MCE::Flow is similar to MCE::Loop, but allows for multiple code blocks to
run in parallel with a slight change to syntax.

=item L<MCE::Grep>

Provides a parallel grep implementation similar to the native grep function.

=item L<MCE::Map>

Provides a parallel map model similar to the native map function.

=item L<MCE::Step>

Provides a parallel step implementation utilizing MCE::Queue between user
tasks. MCE::Step is a spin off from MCE::Flow with a touch of MCE::Stream.
This model, introduced in 1.506, allows one to pass data from one sub-task
into the next transparently.

=item L<MCE::Stream>

Provides an efficient parallel implementation for chaining multiple maps
and greps together through user_tasks and MCE::Queue. Like with MCE::Flow,
MCE::Stream can run multiple code blocks in parallel with a slight change
to syntax from MCE::Map and MCE::Grep.

=back

=head1 MISCELLANEOUS

Miscellaneous additions included with the distribution.

=over 3

=item L<MCE::Examples>

Describes various demonstrations for MCE including a Monte Carlo simulation.

=item L<MCE::Subs>

Exports functions mapped directly to MCE methods; e.g. mce_wid. The module
allows 3 options; :manager, :worker, and :getter.

=back

=head1 REQUIREMENTS

Perl 5.8.0 or later. PDL::IO::Storable is required in scripts running PDL.

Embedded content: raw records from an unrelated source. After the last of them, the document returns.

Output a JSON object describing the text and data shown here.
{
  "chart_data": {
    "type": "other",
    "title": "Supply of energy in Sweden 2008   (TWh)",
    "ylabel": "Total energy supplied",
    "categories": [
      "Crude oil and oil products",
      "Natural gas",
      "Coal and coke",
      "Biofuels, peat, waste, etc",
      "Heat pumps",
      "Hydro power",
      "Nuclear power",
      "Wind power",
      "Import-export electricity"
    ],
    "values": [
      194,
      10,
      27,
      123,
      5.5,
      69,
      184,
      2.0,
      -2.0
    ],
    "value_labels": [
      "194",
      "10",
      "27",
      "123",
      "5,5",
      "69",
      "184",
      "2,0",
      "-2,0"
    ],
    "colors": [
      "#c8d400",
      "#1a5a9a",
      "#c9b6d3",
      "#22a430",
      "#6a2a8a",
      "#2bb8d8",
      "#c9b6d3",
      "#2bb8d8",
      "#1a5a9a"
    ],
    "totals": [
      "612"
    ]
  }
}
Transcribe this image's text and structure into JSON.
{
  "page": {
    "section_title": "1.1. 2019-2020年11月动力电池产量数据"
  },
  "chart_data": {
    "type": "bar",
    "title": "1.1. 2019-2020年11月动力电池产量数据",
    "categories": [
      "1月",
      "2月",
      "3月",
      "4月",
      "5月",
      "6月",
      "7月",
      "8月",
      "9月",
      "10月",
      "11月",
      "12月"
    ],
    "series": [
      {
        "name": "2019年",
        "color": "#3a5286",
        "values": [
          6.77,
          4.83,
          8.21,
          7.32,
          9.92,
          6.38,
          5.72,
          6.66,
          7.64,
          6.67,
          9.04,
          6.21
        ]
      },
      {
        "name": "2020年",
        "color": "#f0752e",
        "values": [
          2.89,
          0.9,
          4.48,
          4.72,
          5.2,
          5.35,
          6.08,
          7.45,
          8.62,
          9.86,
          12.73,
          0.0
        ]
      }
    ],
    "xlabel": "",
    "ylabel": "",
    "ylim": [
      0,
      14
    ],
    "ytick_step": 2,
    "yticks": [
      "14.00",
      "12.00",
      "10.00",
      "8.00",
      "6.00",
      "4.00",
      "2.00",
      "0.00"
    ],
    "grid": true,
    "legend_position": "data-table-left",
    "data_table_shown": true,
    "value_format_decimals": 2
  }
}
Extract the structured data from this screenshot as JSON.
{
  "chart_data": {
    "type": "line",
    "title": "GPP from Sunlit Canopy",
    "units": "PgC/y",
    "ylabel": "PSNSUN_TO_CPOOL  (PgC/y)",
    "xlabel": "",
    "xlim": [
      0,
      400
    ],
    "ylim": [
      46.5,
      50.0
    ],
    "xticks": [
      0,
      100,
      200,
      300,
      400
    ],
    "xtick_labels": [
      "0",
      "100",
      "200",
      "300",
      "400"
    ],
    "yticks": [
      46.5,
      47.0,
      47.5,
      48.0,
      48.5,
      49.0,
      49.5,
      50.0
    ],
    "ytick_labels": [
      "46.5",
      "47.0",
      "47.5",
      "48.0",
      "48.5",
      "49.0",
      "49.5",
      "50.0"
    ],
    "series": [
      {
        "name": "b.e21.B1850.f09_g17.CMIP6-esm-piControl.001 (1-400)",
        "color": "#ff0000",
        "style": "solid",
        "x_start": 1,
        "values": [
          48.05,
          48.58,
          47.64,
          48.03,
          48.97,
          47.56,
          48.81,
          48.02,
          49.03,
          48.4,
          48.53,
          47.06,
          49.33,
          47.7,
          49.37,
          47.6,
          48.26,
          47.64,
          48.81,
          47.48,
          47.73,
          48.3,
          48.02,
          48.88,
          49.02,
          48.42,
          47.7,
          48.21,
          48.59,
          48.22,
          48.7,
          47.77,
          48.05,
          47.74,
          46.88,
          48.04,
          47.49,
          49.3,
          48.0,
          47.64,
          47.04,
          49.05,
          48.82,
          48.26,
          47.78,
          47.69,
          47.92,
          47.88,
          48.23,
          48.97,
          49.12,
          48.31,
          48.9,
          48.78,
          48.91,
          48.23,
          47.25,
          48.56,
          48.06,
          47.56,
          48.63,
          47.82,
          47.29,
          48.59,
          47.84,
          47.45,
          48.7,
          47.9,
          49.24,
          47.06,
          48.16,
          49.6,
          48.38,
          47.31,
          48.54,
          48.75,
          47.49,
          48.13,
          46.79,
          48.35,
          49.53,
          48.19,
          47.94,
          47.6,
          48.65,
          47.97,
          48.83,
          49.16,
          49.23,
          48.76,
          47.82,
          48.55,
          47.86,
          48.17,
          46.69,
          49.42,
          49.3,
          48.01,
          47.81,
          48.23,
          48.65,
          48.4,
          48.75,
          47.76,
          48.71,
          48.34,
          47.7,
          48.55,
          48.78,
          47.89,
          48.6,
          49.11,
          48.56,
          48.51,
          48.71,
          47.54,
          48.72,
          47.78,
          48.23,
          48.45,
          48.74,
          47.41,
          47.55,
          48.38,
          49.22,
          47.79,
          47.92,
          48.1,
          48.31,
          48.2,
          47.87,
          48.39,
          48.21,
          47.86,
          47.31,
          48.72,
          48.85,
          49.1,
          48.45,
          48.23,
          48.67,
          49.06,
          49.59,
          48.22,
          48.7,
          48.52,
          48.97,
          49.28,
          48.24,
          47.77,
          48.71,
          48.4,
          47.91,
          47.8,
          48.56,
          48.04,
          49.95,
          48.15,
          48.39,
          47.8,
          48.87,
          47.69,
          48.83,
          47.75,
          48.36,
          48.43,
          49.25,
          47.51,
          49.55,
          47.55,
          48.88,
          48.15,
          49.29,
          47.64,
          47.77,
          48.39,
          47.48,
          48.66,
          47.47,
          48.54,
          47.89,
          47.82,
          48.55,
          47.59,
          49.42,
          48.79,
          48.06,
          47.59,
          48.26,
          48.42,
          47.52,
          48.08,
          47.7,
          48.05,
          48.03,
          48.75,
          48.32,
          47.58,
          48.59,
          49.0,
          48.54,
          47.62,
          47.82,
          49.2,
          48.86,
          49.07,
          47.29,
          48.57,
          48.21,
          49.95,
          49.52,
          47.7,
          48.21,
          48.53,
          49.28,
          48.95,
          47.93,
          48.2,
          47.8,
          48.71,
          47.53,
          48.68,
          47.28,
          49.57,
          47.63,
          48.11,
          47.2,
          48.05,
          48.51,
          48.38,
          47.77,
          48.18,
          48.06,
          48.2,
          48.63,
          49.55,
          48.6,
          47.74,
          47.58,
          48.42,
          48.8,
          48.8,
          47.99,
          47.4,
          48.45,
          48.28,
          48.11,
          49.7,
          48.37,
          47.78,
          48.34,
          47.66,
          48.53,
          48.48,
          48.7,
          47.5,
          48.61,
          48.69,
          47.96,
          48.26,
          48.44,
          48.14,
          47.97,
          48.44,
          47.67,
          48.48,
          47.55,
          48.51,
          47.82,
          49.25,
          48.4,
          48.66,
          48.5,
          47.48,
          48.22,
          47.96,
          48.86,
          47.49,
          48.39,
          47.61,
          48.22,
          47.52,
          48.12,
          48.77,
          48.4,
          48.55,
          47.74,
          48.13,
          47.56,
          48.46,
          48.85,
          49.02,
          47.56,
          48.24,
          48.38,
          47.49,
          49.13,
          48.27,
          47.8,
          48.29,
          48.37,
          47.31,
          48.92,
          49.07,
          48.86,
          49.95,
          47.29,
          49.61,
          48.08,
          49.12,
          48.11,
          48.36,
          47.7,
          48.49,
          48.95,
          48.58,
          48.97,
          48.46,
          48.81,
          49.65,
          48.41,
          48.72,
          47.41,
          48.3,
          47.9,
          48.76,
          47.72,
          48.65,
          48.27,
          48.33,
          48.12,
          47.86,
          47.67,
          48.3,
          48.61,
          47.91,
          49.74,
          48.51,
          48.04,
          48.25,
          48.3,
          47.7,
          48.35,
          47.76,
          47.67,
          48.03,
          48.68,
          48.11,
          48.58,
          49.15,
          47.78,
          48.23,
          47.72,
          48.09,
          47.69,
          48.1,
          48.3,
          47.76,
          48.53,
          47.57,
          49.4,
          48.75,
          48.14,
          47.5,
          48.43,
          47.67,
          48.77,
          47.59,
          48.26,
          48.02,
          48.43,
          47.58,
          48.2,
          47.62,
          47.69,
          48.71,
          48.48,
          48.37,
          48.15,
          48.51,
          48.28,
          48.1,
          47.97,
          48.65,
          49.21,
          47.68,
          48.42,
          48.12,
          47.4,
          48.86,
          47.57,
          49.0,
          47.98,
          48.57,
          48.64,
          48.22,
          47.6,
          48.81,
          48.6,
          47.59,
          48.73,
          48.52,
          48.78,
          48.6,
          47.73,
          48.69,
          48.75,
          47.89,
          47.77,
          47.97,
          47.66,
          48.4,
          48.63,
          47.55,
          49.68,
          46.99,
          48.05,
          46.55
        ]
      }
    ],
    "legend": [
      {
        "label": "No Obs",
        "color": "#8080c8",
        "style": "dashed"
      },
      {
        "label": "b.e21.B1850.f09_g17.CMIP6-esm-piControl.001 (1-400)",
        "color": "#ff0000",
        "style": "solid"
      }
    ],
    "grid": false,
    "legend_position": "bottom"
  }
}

=head1 SOURCE AND FURTHER READING

The source, cookbook, and examples are hosted at GitHub.

=over 3

=item * L<https://github.com/marioroy/mce-perl>

=item * L<https://github.com/marioroy/mce-cookbook>

=item * L<https://github.com/marioroy/mce-examples>

=back

=head1 SEE ALSO

C<MCE::Shared> provides data sharing capabilities for C<MCE>. It includes
C<MCE::Hobo> for running code asynchronously.

=over 3

=item * L<MCE::Shared>

=item * L<MCE::Hobo>

=back

=head1 AUTHOR

Mario E. Roy, S<E<lt>marioeroy AT gmail DOT comE<gt>>

=head1 COPYRIGHT AND LICENSE

Copyright (C) 2012-2016 by Mario E. Roy

MCE is released under the same license as Perl.